学問の府の自治・自由を堅持
〜15年にわたり総長を務めた中村哲〜
大学紛争のさなかに総長に就任した中村哲(あきら)は、学生との対話という基本姿勢を貫き、さまざまな改革によって本学の状況を「正常化」に導きました。
総長時代の中村哲(1982年夏撮影)
中村は、1912(明治45)年に東京に生まれ、東京帝国大学(現在の東京大学)で法学を学びました。終戦後、「自由な学芸の場として、戦禍に荒廃しきった法政大学に、かえって身近なものを感じさせた」として、本学法学部の教授に就任します。

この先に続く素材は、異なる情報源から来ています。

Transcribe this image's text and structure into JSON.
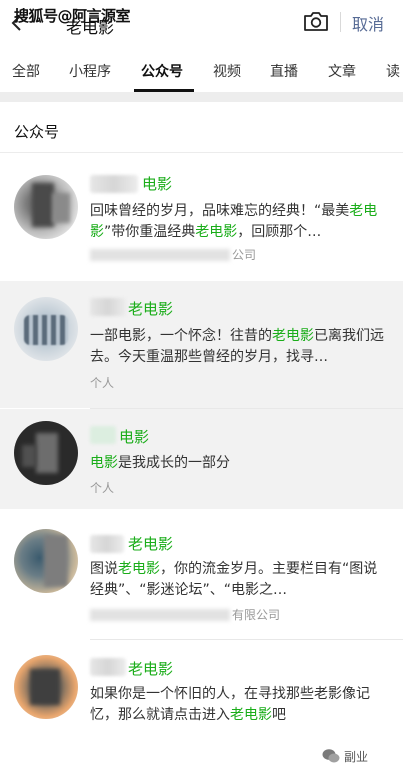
{
  "topbar": {
    "watermark": "搜狐号@阿言源室",
    "search_query": "老电影",
    "cancel_label": "取消",
    "icons": [
      "back-icon",
      "camera-icon"
    ]
  },
  "tabs": [
    "全部",
    "小程序",
    "公众号",
    "视频",
    "直播",
    "文章",
    "读"
  ],
  "active_tab": "公众号",
  "section_title": "公众号",
  "results": [
    {
      "name": "电影",
      "desc_parts": [
        {
          "t": "回味曾经的岁月，品味难忘的经典！“最美",
          "h": false
        },
        {
          "t": "老电影",
          "h": true
        },
        {
          "t": "”带你重温经典",
          "h": false
        },
        {
          "t": "老电影",
          "h": true
        },
        {
          "t": "，回顾那个…",
          "h": false
        }
      ],
      "meta": "公司"
    },
    {
      "name": "老电影",
      "desc_parts": [
        {
          "t": "一部电影，一个怀念！往昔的",
          "h": false
        },
        {
          "t": "老电影",
          "h": true
        },
        {
          "t": "已离我们远去。今天重温那些曾经的岁月，找寻…",
          "h": false
        }
      ],
      "meta": "个人"
    },
    {
      "name": "电影",
      "desc_parts": [
        {
          "t": "电影",
          "h": true
        },
        {
          "t": "是我成长的一部分",
          "h": false
        }
      ],
      "meta": "个人"
    },
    {
      "name": "老电影",
      "desc_parts": [
        {
          "t": "图说",
          "h": false
        },
        {
          "t": "老电影",
          "h": true
        },
        {
          "t": "，你的流金岁月。主要栏目有“图说经典”、“影迷论坛”、“电影之…",
          "h": false
        }
      ],
      "meta": "有限公司"
    },
    {
      "name": "老电影",
      "desc_parts": [
        {
          "t": "如果你是一个怀旧的人，在寻找那些老影像记忆，那么就请点击进入",
          "h": false
        },
        {
          "t": "老电影",
          "h": true
        },
        {
          "t": "吧",
          "h": false
        }
      ],
      "meta": ""
    }
  ],
  "corner_brand": "副业",
  "colors": {
    "highlight": "#1aad19",
    "cancel": "#576b95"
  }
}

学生数の膨張に教育体制・設備が追いつかなくなると、戦後民主主義への不信を背景に、一部の学生たちが「大学の解体」を主張し、大学の占拠や封鎖、教員への暴力行使、試験妨害といった過激な戦術を取るようになります。本学でも、暴力を用いた党派抗争「内ゲバ」事件によって大学自治が侵されたのを受け、機動隊出動要請とロックアウト※の態勢を取らざるを得ない状況となりました。
中村の揮毫による「法政大学沖縄文化研究所」の看板
(1972年、法政大学沖縄文化研究所所蔵)
そうした混乱の中、1968年5月に56歳で総長となった中村は、大学の自由・自治を守るために、学生との対話を重んじました。それを象徴するのが、55年館511教室などで少なくとも8回行われた総長会見・説明会(いわゆる大衆団交)です。中村は、毎回水で体を清めてこの会見に臨んだといわれ、妥当と思われる要望は受け入れながらも、学問の府としての大学の立場を堅持し、学生側の「解体論」には毅然(きぜん)とした態度を取りました。
また、「大学の大衆化」に対する根本的対策が欠如していると考え、さまざまな改造にも取り組んでいます。15年間の総長在任中、69年館、木月総合会館、学生会館、市ケ谷体育館、小金井体育館などを建設し、沖縄が日本に復帰した1972年には沖縄文化研究所を設立するなど、研究・教育体制の整備・拡充を大胆に進めました。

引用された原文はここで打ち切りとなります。